Jaime Richart
El capitalismo de librecambio ha tocado a su fin. La concentración
de capital ha dado lugar a grandes monopolios que acaparan sectores enteros de
la producción.
Los capitalistas han dejado de ser competidores anónimos dentro
de un mercado desconocido y la libre competencia se ha trasformado en su
contrario. La competencia en esta época del capitalismo consiste en que sólo
los grandes monopolios pueden competir entre sí. El estado ha dejado de ser
propiedad de la burguesía para pasar a estar controlado sólo por los sectores
monopolistas de la burguesía. El estado sirve ahora sólo a los capitalistas
dueños de grandes monopolios.
El elevado desarrollo de la producción capitalista se ha concentrado
en unos pocos grandes monopolios y este fenómeno puede observarse en todos los
países. Unas pocas empresas controlan cada sector (telefonía, transportes,
etc.) frente a los rasgos iniciales del capitalismo donde en cada sector
competían muchos pequeños productores.
El papel de los bancos y la fusión de éstos con el capital
industrial llevan a la formación del capital financiero y al poder de la
oligarquía financiera. Los bancos ya no son pequeños prestamistas.
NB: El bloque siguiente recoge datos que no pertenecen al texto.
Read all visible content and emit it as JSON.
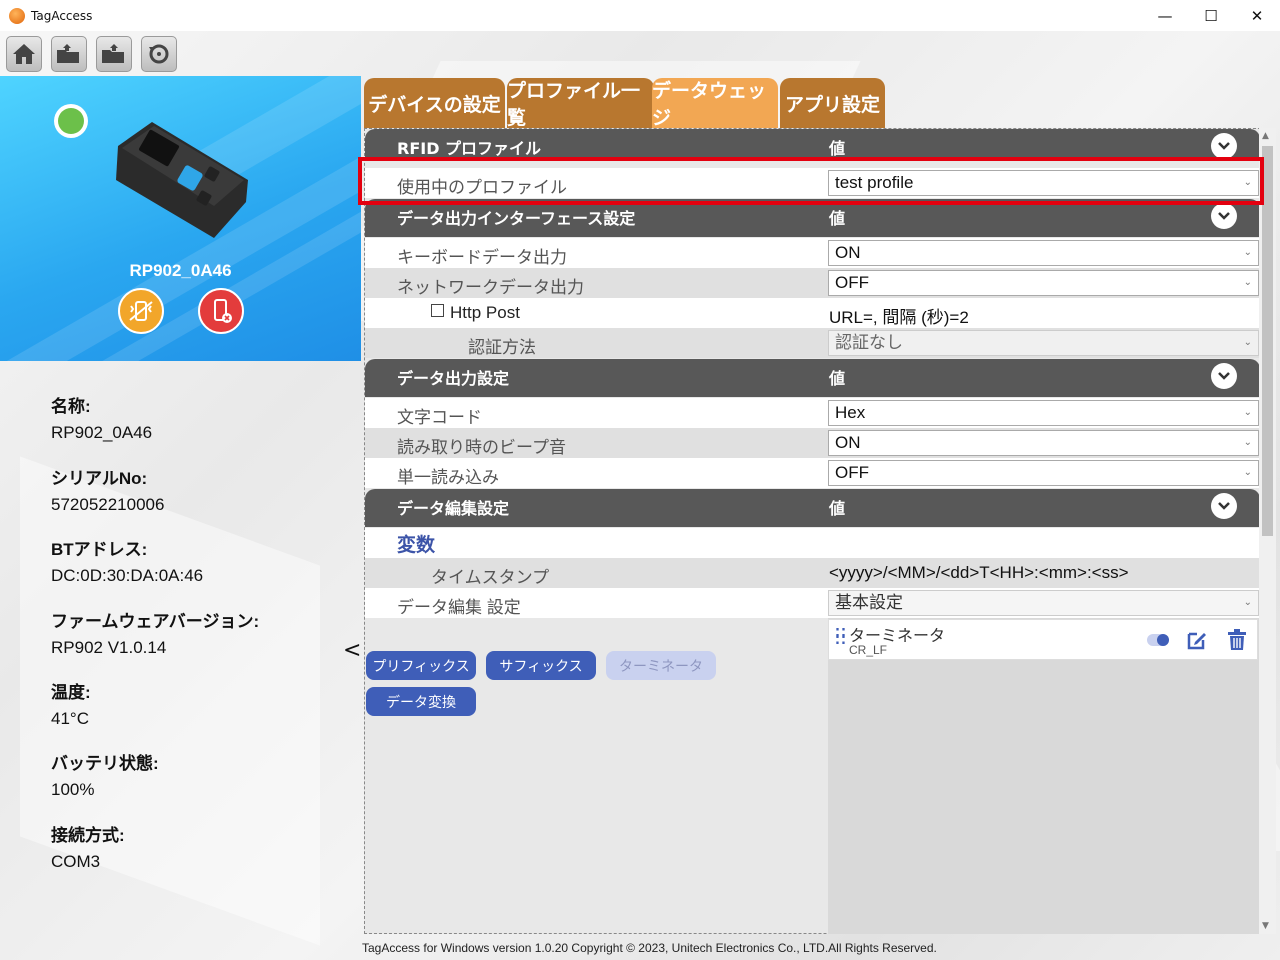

Los
volúmenes de capital en liza son tan grandes que su actividad se vuelve
imprescindible para la producción. Aún más, la información y la capacidad de
incidencia que tienen los bancos los convierten en un centro decisivo y
decisorio para la economía, pero también para otros planos sociales que tienen
que ver con la economía, de cada país.
La exportación de capital adquiere una gran importancia
respecto a la exportación de mercancías, característica de la fase precedente
del capitalismo. Esto facilita la penetración y el expolio de las grandes
potencias contra los países menos desarrollados.
Asociaciones de capitalistas internacionales se reparten el
mundo, y las potencias capitalistas más importantes terminan el reparto
territorial. En la época del librecambio, en el siglo XIX, las burguesías de
los distintos países buscaban nuevos países para obtener más materias primas y
nuevos mercados donde colocar sus mercancías. Dicho proceso ha terminado. El
mundo se ha repartido territorialmente de forma completa y concreta. Esto
obliga a cualquier potencia a desplazar o someter a otros países (o a otras
potencias) si pretende obtener más materias primas o ampliar su mercado. Y si
no lo hace las que sí lo hagan se acabarán haciendo más poderosas.
Con todo ello se ha formado una cadena imperialista. Es decir,
una jerarquía entre las distintas potencias cuyos eslabones de alianza y
dependencia (o sometimiento) se establecen según la fuerza (política y militar)
y según el capital que poseen. Para poder competir y desarrollarse cada
potencia se ve sometida al papel que ocupa en dicha cadena. Dadas estas
condiciones el sistema político que prevalece es el propio de aquellas potencias
que se colocan a la cabeza para dominar al resto de países a costa de
someterlos de una u otra manera.
El capitalismo, pues, hoy, es más que nunca una máquina de
destrucción masiva de grandes porciones de sociedad y al mismo tiempo del
planeta. Hay que destruirla. España, si no le hace frente, será el país del
sistema en Europa que caerá primero. No en balde España es la expresión rampante
y final, repugnante y caciquil del capitalismo financiero. La última estampa
recién salida del horno nacional es la de centenares de miles, quizá ya
millones, de personas sumidas en el sufrimiento, en el lloro e incluso en el
suicidio por la falta absoluta de recursos y por la suerte que les han deparado
el destino, los bancos y el Estado, mientras un ministro dimisionario (que aseguró dejaría la política) acaba de
entrar en el Consejo Consultivo de la Comunidad de Madrid con una retribución
de 8.500 euros mensuales. ¿De verdad que un ser humano puede valer 8.500 veces
más (en este caso, en otros millones y en otros miles de millones) que el que
llama a la puerta del Consejo o a la de Cáritas pidiendo socorro o ayuda?